Une dérogation est également accordée, dans la limite de 60 heures pendant 3 semaines consécutives ou non, pour l’ensemble des périodes et travaux suivants:
- du 30 juillet au 3 novembre pour le tri et le conditionnement des pommes de terre,
- du 12 novembre au 15 décembre pour les travaux de coupe des sapins de noël.

A noter : Cette dérogation s’applique exclusivement aux salariés majeurs, permanents et temporaires, employés durant les périodes susvisées. Les jeunes de moins de 18 ans ne sont pas concernés.

Conditions à respecter pour déroger à la durée maximale quotidienne :

Le dépassement de la durée quotidienne peut être effectué dans la limite de deux heures par jour, soit 12 heures de travail effectif au lieu de 10. Le nombre global d’heures de dépassement par salarié ne doit pas être supérieur à 50 heures par période annuelle (exemple : 25 jours à 12 heures).

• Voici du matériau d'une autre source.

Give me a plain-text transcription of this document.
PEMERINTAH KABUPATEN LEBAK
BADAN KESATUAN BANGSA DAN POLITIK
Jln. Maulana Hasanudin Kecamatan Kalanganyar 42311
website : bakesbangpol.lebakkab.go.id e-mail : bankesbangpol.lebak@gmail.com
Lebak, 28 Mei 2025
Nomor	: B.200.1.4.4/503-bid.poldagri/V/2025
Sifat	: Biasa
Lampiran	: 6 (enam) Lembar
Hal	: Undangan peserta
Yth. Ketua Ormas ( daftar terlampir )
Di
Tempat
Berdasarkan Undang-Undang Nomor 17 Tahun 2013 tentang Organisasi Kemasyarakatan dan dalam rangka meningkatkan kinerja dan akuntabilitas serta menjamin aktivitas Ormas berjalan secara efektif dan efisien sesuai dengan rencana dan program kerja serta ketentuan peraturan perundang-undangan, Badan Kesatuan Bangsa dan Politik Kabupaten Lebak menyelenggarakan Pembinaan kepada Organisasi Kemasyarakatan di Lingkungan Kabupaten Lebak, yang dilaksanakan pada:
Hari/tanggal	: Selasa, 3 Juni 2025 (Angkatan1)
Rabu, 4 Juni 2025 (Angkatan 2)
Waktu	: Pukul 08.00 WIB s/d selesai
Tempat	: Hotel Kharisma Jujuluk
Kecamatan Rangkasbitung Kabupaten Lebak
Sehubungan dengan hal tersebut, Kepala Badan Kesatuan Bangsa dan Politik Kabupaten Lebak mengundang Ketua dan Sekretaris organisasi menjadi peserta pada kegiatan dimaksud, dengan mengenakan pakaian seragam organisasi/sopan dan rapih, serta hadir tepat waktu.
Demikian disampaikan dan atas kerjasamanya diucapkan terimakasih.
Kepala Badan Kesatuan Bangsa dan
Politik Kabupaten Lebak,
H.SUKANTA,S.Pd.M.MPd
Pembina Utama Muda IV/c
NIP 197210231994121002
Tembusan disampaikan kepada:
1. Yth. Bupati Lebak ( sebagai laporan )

Autres conditions à respecter :

La DIRECCTE rappelle que :
- La durée maximale hebdomadaire moyenne calculée sur 12 mois reste fixée à 44 heures ;
- Cette autorisation n’exonère pas les employeurs du paiement des majorations pour heures supplémentaires, et en cas de recours au système dit de l’annualisation du temps de travail, les heures effectuées au-delà de 48 heures au cours d’une semaine devront subir une majoration de salaire de 25 % pour les 8 premières heures et 50 % au-delà ;
- Le salarié doit bénéficier d’un repos hebdomadaire de 24 heures consécutives se situant le dimanche en principe. Cependant, celui-ci peut être suspendu au maximum 6 fois par an en cas de circonstances exceptionnelles et sous réserve d’en informer l’inspection du travail ;
- Il existe également un repos quotidien obligatoire de 11 heures consécutives, qui se cumule avec le repos hebdomadaire ;
- Les employeurs qui désirent user de la présente dérogation doivent procéder (lorsqu’il y a des institutions représentatives du personnel) à la consultation du comité d’entreprise, ou à défaut, des délégués du personnel, sur cette intention, et transmettre l’avis ainsi recueilli au directeur régional de la DIRECCTE.

Bon à savoir : Malgré cette demande syndicale commune pour les Hauts de France, la DIRECCTE n’a pas souhaité retenir dans son intégralité celle-ci. Cette dernière souhaite également que la FRSEA lui fournisse un bilan détaillé sur l’utilisation de cette dérogation avec, pour chaque entreprise, le nombre d’heures de travail par salarié et par semaine….  ce qui est en contradiction avec notre mission de syndicat !

Suite à cette décision, la FRSEA des Hauts de France a rencontré la DIRECCTE et la DRAAF aux fins d’obtenir une décision plus acceptable : une dérogation plus large à hauteur de 72 heures par semaine sur les périodes de grands travaux dans le but de sécuriser au mieux nos exploitations régionales face aux contraintes liées aux travaux de récoltes (conditions météorologiques, manque de personnel qualifié pour la conduite d’engins agricoles, etc.). Nous vous tiendrons informés dès que possible des évolutions.